Back in early September, I applied to my dream college, a branch of Penn State University.
I know what you're thinking-
"OMG ISN'T THAT WHERE THE JERRY SANDUSKY DUDE LIKE RAPED THE KIDS AND IT'S THIS WHOLE BIG SCANDAL? OMG PAIGE MUST BE PRETTY LAME IF THAT'S HER DREAM SCHOOL. I THINK I'LL JUST UNFOLLOW HER NOW."
You guys should hear the voice I had in my head as I typed that.
It's a branch campus, not the main one. And that whole scandal does not define the entire school system.
Just wanted to make that clear.
But anyways, I applied early September. I started that application like a year ago. I'm not even kidding. I couldn't complete it for my grade level until after September 1st, 2012 though.
Then after waiting, I finally did.
And I waited some more. About a month actually.
And on October 18th, I found this on the website-
I started crying.
Tears of happiness. I don't know if that ever happened to me before. It was the best feeling in the entire world, and it still is. To know that next year I am going to my dream school is just amazing. I've been to the campus twice and it is BEAUTIFUL. I just got that feeling where you go on campus and you're like, "This is where I belong."
I just simply radiated happiness the next day. I wore my Penn State gear and was just overly happy. Everyone congratulated me and it just felt wonderful. I'm pretty sure I annoyed everyone with my happiness, but oh well.
As of right now, I am majoring in English. I'm so excited.
So glad that now I am a Nittany Lion, and can proudly chant, "We are.. Penn State!"
That's one amazing thing that happened to me this month. I'm still so happy about it. It helps me want to get through senior year more.
The second amazing thing that happened to me this month was very unexpected.
My high school has a Fall Play each year, which is just all acting and no singing or dancing.
I got into acting my sophomore year of high school when I took my first Musical Theater class.
This is my third year taking the class, and I take acting a lot more seriously now and I love it dearly.
I decided to try out for the play on a whim.
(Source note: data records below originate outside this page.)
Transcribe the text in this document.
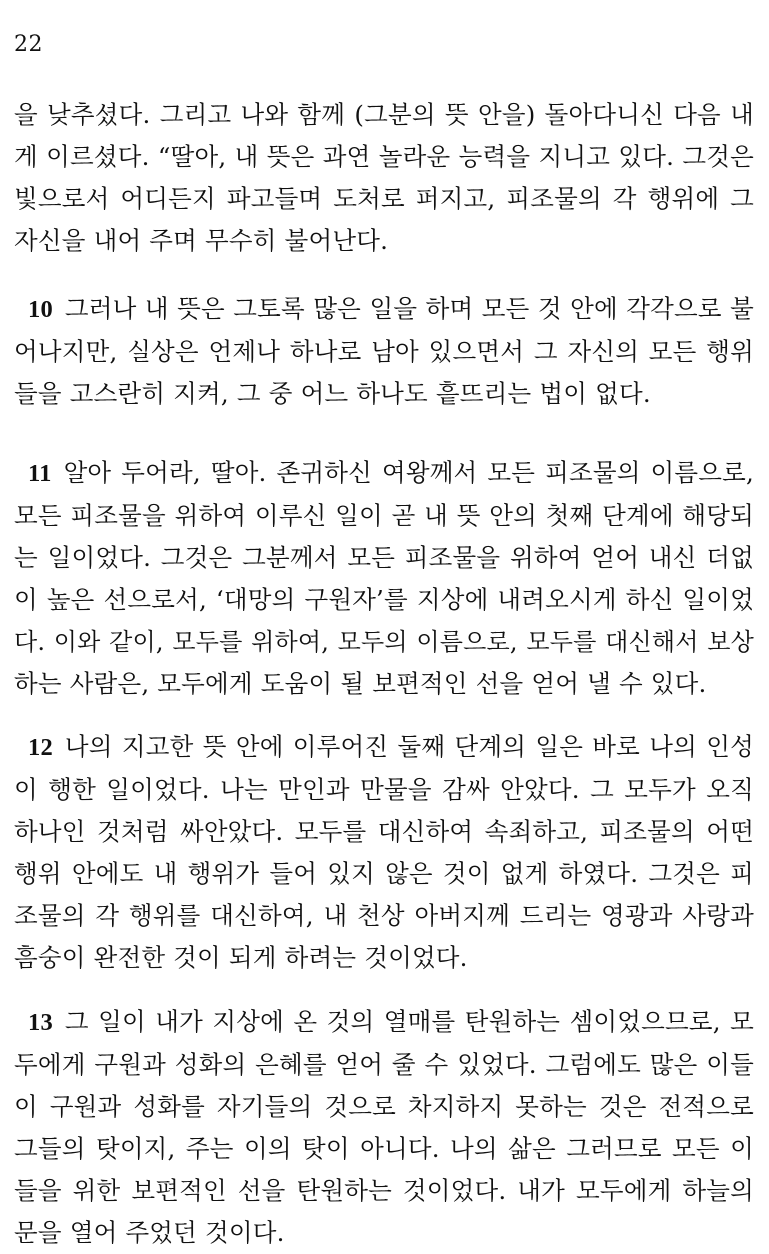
22
을 낮추셨다. 그리고 나와 함께 (그분의 뜻 안을) 돌아다니신 다음 내
게 이르셨다. “딸아, 내 뜻은 과연 놀라운 능력을 지니고 있다. 그것은
빛으로서 어디든지 파고들며 도처로 퍼지고, 피조물의 각 행위에 그
자신을 내어 주며 무수히 불어난다.
10 그러나 내 뜻은 그토록 많은 일을 하며 모든 것 안에 각각으로 불
어나지만, 실상은 언제나 하나로 남아 있으면서 그 자신의 모든 행위
들을 고스란히 지켜, 그 중 어느 하나도 흩뜨리는 법이 없다.
11 알아 두어라, 딸아. 존귀하신 여왕께서 모든 피조물의 이름으로,
모든 피조물을 위하여 이루신 일이 곧 내 뜻 안의 첫째 단계에 해당되
는 일이었다. 그것은 그분께서 모든 피조물을 위하여 얻어 내신 더없
이 높은 선으로서, ‘대망의 구원자’를 지상에 내려오시게 하신 일이었
다. 이와 같이, 모두를 위하여, 모두의 이름으로, 모두를 대신해서 보상
하는 사람은, 모두에게 도움이 될 보편적인 선을 얻어 낼 수 있다.
12 나의 지고한 뜻 안에 이루어진 둘째 단계의 일은 바로 나의 인성
이 행한 일이었다. 나는 만인과 만물을 감싸 안았다. 그 모두가 오직
하나인 것처럼 싸안았다. 모두를 대신하여 속죄하고, 피조물의 어떤
행위 안에도 내 행위가 들어 있지 않은 것이 없게 하였다. 그것은 피
조물의 각 행위를 대신하여, 내 천상 아버지께 드리는 영광과 사랑과
흠숭이 완전한 것이 되게 하려는 것이었다.
13 그 일이 내가 지상에 온 것의 열매를 탄원하는 셈이었으므로, 모
두에게 구원과 성화의 은혜를 얻어 줄 수 있었다. 그럼에도 많은 이들
이 구원과 성화를 자기들의 것으로 차지하지 못하는 것은 전적으로
그들의 탓이지, 주는 이의 탓이 아니다. 나의 삶은 그러므로 모든 이
들을 위한 보편적인 선을 탄원하는 것이었다. 내가 모두에게 하늘의
문을 열어 주었던 것이다.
I figured, "Hey, it's my senior year, might as well!"I was in the musical, "Carousel" with the school last year. So the director actually knows my name and face. I still didn't think that would help me at all though.
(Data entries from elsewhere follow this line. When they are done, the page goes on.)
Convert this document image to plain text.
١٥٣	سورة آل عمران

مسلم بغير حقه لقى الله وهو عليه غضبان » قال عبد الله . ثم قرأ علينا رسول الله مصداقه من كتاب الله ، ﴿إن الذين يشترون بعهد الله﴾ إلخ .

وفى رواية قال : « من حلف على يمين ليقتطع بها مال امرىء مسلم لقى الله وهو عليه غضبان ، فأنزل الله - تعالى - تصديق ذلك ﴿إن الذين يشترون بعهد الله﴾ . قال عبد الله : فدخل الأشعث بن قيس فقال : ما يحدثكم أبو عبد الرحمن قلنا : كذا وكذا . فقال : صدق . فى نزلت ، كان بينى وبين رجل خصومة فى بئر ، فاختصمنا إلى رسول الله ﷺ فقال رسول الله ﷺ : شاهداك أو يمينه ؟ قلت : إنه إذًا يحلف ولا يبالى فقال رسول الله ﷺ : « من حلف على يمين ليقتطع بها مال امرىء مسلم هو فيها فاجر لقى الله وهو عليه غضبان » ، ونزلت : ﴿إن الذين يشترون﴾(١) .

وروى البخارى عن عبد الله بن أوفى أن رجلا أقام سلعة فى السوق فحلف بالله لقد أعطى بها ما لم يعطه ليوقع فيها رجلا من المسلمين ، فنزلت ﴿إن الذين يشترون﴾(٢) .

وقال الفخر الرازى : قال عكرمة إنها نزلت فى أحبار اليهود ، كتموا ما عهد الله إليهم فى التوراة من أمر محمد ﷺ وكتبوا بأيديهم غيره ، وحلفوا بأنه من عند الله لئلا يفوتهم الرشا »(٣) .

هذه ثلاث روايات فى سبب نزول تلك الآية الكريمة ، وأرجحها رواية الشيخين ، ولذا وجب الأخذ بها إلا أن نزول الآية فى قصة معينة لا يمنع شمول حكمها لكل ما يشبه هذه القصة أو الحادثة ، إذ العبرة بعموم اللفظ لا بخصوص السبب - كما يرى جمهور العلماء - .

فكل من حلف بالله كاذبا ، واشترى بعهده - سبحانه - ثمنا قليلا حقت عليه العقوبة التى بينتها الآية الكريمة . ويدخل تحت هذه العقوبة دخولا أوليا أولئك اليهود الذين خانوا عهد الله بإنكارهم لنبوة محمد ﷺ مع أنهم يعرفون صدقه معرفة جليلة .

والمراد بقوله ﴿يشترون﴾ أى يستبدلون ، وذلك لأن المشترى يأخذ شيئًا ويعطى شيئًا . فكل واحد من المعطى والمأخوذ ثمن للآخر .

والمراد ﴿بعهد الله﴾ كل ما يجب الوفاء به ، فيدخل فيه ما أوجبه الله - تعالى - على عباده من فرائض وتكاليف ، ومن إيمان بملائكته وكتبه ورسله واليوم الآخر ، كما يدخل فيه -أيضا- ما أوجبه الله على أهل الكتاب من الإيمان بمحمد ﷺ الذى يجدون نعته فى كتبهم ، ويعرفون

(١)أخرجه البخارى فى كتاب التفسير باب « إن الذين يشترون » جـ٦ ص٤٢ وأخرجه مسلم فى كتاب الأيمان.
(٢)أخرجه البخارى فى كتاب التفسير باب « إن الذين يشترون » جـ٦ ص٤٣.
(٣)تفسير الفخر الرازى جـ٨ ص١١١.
Because, he has his favorites, and I wasn't one of them.
So I tried out, not really thinking anything would come out of it. I honestly just wanted a callback. Because a callback meant I actually had a little bit of talent and was such an honor.
I cared more about the callback than getting an actual part, you know what I mean?
And then, I found out I did actually make the callback list.
This was another time where I cried tears of happiness. Less than for Penn State, but I was still teary eyed.
I was so honored to have gotten a callback, but the next worry on my mind was actually getting in. Now I knew I had the talent, and I needed to use it.
So for the callback audition we had to do two monologues. Both of them related to my life, one a lot more than the other. I have learned that when I tap into my inner emotions while acting, I can do a way better job.
So, that's what I did.
I pretended he was right there and I was talking to him. The monologue was words I wish I could say to him more than anything.
I actually scared myself with how emotional I got.
"You. You are the things I need to get away from in this town."
That's when my voice cracked and tears filled my eyes.
It caught me off guard that I almost started crying while performing, but I held it together.
And apparently, they liked it.
Because I'm in the Fall Play.
Almost, Maine is a romantic comedy set in the imaginary town on Almost, Maine. It's nine one act plays put into a big play. It's hilarious, adorable, and I love it dearly.
I still don't know what part I have yet, I just know I'm in the cast. I'm hoping I don't get a lousy part, but hey, at least I was good enough to get in at all.
This was literally a dream come true, and proof that I can do what I set my mind to.
My freshman and sophomore year, I was rejected from the drama/ musical program. That crushed my confidence so much.
I can't even describe how that hurt me.
But, junior year, I somehow managed to get into the musical.
And now, I'm in the play.
It just goes to show that you can't always believe what people tell you, or the things that you tell yourself.
"Oh, you're not good enough." "I'll never have a shot at this." "Why am I even trying?" "Why don't I just give up now?"
Trust me, I've said every single one of those things to myself within the last three years of my life.
But, look where I am now?
The girl who was rejected, is now welcomed.
October 2012 was one of the best months of my life, probably the best ever. I hope yours was just was great, and your November is too.